Em um gênero que constantemente peleja pela falta de originalidade, Continência ao Amor surge como uma inesperada surpresa da Netflix – que se apropria dos clássicos clichês românticos para envolver um público mais diverso em uma história apaixonante sobre redenção e cura. A adaptação da obra de Tess Wakefield inicialmente aparenta ser um filme ultra feminino, perfeito para cativar os corações mais sonhadores. Mas ao alicerçar sua trama em uma premissa essencialmente masculina – a jornada de um problemático jovem no exército norte-americano -, o drama romântico encontra um fôlego novo e traz vida a um conto que vale a pena ser assistido por qualquer um.
Não se engane pelo título piegas, que naturalmente remete aos amados e elogiados doramas. Continência ao Amor, dirigido por Elizabeth Allen Rosenbaum, vai além de um romance sobre duas pessoas completamente opostas na esfera sociopolítica. Na trama, uma promissora e feminista cantora e um jovem fuzileiro de direita decidem forjar um casamento a fim de resolver seus problemas financeiros. Naturalmente, as inesperadas circunstâncias transformarão o arranjo firmado entre eles em um inesperado e sensível amor – nascido a partir do sofrimento e de suas diferenças.

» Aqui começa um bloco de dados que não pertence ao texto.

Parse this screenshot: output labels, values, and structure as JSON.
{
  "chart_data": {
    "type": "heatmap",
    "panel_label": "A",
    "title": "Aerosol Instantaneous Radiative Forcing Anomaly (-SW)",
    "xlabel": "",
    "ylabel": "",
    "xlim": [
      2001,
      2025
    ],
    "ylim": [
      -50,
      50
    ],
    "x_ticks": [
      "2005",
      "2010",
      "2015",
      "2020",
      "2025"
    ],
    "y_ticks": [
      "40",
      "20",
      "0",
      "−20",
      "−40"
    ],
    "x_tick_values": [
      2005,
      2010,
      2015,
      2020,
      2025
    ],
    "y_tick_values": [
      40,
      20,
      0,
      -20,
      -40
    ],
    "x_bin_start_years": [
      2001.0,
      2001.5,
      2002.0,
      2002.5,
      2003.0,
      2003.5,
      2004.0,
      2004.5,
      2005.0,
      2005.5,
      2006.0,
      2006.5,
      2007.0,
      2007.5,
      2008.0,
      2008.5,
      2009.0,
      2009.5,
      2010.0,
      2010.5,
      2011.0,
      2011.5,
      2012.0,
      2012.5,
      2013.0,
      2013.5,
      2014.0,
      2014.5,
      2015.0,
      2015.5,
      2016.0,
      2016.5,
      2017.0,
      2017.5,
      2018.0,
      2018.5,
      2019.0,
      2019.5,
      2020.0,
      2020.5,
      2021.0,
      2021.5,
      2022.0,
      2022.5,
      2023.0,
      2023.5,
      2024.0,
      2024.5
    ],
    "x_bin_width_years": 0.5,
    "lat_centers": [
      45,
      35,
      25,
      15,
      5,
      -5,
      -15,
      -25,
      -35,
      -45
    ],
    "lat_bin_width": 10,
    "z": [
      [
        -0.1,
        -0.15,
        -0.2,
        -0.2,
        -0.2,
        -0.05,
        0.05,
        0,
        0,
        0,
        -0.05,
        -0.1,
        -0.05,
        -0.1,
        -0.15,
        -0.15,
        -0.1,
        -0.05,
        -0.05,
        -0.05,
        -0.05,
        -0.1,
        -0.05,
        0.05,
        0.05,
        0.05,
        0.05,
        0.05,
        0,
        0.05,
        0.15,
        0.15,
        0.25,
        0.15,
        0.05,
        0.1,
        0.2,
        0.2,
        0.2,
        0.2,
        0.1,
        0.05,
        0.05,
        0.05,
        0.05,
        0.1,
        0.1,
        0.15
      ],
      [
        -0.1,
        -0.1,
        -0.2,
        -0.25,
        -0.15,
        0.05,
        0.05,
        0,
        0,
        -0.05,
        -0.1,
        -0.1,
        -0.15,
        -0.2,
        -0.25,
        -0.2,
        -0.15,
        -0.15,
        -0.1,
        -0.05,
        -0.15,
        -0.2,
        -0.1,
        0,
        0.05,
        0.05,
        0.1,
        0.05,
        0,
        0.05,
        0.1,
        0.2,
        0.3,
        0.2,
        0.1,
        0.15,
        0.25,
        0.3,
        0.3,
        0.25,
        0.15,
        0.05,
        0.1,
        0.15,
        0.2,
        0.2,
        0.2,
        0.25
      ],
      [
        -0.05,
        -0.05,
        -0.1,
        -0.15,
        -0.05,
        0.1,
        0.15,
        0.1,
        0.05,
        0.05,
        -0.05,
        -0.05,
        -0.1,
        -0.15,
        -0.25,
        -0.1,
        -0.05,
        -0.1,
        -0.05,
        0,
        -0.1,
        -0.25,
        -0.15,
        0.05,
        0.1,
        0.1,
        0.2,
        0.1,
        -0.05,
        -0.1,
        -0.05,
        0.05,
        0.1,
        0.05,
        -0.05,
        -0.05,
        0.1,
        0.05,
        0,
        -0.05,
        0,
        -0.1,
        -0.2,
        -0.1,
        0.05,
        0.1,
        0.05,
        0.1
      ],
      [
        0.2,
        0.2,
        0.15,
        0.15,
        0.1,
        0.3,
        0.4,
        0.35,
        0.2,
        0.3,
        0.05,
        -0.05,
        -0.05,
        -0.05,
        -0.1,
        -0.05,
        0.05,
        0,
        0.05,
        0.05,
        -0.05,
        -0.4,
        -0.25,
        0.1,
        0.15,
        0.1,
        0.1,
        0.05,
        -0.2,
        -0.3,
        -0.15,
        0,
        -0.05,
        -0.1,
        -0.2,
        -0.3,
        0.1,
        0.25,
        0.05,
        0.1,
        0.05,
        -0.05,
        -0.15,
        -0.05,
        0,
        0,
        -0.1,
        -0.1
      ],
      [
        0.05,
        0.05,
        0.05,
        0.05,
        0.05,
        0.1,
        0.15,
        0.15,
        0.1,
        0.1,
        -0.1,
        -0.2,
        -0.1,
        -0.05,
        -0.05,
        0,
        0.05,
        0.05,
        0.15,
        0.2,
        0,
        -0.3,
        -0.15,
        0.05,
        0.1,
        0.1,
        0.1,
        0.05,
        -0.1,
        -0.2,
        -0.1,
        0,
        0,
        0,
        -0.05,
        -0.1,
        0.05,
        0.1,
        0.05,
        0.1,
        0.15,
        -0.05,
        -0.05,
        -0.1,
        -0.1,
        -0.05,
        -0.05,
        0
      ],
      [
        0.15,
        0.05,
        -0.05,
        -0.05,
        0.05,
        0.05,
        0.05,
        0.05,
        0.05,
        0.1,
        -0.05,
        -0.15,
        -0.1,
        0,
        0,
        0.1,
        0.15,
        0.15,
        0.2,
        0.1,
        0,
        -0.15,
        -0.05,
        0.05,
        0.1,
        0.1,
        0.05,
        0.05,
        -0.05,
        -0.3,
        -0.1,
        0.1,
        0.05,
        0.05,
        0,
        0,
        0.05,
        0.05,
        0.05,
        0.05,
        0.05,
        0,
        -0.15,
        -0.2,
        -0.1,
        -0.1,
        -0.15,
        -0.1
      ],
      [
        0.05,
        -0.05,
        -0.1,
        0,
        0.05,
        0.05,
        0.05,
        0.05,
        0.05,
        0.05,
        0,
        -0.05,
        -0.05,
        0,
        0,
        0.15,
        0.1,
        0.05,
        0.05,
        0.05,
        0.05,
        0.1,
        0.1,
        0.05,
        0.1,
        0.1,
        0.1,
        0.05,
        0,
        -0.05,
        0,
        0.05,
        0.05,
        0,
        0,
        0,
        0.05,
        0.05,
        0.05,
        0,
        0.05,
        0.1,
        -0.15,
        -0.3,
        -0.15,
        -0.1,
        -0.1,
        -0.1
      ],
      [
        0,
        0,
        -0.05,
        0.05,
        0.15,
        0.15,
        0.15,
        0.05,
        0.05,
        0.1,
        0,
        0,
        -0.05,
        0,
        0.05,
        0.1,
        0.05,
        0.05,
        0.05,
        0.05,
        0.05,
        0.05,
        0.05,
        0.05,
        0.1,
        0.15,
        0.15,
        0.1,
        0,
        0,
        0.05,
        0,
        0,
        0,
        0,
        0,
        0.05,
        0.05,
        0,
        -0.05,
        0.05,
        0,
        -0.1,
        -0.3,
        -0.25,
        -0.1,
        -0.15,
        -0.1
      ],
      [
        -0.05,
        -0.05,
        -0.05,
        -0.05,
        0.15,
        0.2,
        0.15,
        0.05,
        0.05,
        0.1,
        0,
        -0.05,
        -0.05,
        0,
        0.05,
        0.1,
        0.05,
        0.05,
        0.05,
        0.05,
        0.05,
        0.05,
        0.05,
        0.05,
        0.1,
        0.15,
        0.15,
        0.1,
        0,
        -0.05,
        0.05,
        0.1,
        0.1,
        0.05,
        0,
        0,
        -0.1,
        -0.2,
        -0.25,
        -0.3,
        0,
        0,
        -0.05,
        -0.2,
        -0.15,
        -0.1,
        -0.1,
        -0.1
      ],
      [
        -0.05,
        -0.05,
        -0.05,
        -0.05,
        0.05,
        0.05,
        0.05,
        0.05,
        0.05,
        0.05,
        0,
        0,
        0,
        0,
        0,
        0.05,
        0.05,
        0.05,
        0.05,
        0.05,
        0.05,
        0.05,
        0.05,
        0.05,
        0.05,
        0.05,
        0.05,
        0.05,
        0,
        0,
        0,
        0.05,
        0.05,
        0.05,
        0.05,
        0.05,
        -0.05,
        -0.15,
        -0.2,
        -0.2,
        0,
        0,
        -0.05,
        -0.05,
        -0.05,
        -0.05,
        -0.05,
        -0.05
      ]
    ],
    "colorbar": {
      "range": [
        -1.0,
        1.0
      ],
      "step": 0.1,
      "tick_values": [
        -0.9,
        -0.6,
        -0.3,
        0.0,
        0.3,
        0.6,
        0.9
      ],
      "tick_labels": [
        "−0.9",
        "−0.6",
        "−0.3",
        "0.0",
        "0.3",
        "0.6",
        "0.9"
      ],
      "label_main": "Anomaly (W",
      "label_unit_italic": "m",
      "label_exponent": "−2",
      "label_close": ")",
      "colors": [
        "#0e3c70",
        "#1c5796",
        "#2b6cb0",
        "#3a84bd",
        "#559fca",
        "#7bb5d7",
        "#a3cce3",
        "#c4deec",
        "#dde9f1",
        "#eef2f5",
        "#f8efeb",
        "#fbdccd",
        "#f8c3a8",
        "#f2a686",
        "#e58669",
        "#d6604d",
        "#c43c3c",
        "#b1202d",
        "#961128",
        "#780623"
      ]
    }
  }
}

Abordando as visões políticas de direita e esquerda de forma majoritariamente indireta, a produção ainda faz uma breve reflexão sobre posicionamentos extremistas de ambos os lados e sobre como a linha que separa os dois contrastes é mais tênue do que aparenta. Não desperdiçando tempo de tela em divagações desnecessárias a respeito deste assunto, o roteiro de Kyle Jarrow e Liz W. Garcia faz uma metáfora sobre o amor em tempos tão polarizados, à medida em que se dedica a contar uma história delicada e simbólica sobre restauração familiar, recomeços, cura e redenção.
Trazendo alguns elementos que compõem a tradicional jornada do herói, Continência ao Amor homenageia as tropas norte-americanas – constantemente levadas para guerras incompreensíveis – e faz da música um detalhe inesperado que dita o tom e o ritmo da trama. Com Sofia Carson estampando seu talento em canções originais, o drama faz uma justaposição entre duas figuras tão diferentes unidas por um amor jamais planejado.

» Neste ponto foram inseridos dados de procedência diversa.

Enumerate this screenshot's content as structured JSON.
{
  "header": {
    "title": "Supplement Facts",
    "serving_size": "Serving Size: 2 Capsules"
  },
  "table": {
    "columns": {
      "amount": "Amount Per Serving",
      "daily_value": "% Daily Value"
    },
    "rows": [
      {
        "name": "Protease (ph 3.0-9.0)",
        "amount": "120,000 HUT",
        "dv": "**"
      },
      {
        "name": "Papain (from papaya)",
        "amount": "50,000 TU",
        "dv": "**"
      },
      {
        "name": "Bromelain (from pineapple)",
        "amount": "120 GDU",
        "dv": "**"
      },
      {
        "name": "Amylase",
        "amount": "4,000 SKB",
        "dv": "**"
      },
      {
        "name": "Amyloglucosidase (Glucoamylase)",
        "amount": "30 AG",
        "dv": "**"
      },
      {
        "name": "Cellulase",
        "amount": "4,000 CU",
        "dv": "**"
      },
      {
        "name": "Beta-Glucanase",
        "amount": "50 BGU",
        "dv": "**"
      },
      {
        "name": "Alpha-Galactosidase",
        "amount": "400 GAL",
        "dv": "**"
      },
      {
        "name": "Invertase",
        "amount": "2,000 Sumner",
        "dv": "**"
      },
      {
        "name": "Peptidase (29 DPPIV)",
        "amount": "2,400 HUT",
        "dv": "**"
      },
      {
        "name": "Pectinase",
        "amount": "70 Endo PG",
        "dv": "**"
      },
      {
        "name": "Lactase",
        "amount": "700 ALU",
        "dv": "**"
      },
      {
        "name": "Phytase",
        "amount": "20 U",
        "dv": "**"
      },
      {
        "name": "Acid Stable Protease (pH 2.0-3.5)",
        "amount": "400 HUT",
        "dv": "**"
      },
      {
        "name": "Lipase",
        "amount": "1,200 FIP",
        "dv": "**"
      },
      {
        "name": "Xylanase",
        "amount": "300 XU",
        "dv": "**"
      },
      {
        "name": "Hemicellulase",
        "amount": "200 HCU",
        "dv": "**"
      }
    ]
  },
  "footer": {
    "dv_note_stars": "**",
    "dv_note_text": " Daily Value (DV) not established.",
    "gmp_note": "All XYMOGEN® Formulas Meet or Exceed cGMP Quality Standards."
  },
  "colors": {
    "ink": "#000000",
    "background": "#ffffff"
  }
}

E mesmo em meio a clichês batidos e alguns erros de roteiro que prejudicam o terceiro ato do filme com reviravoltas excessivas, o longa é capaz de emergir acima de todos os seus problemas a partir de uma contagiante dinâmica entre Carson e Nicholas Galitzine. Com uma química palpável, a dupla de atores nos faz ansiar por mais momentos de alívio e leveza entre eles e é capaz de transformar o previsível roteiro em uma jornada de autodescoberta focada no desenvolvimento de seus personagens.
E embalando a audiência até seus minutos finais, Continência ao Amor é um refrigério que ainda se permite trazer lições valiosas sobre a vida à dois e o significado de família. Formulaico, mas ainda assim identificável, o novo original Netflix pode até não inovar no gênero de drama romântico, mas é capaz de revigorar os maneirismos cafonas com preciosidade e muito carisma.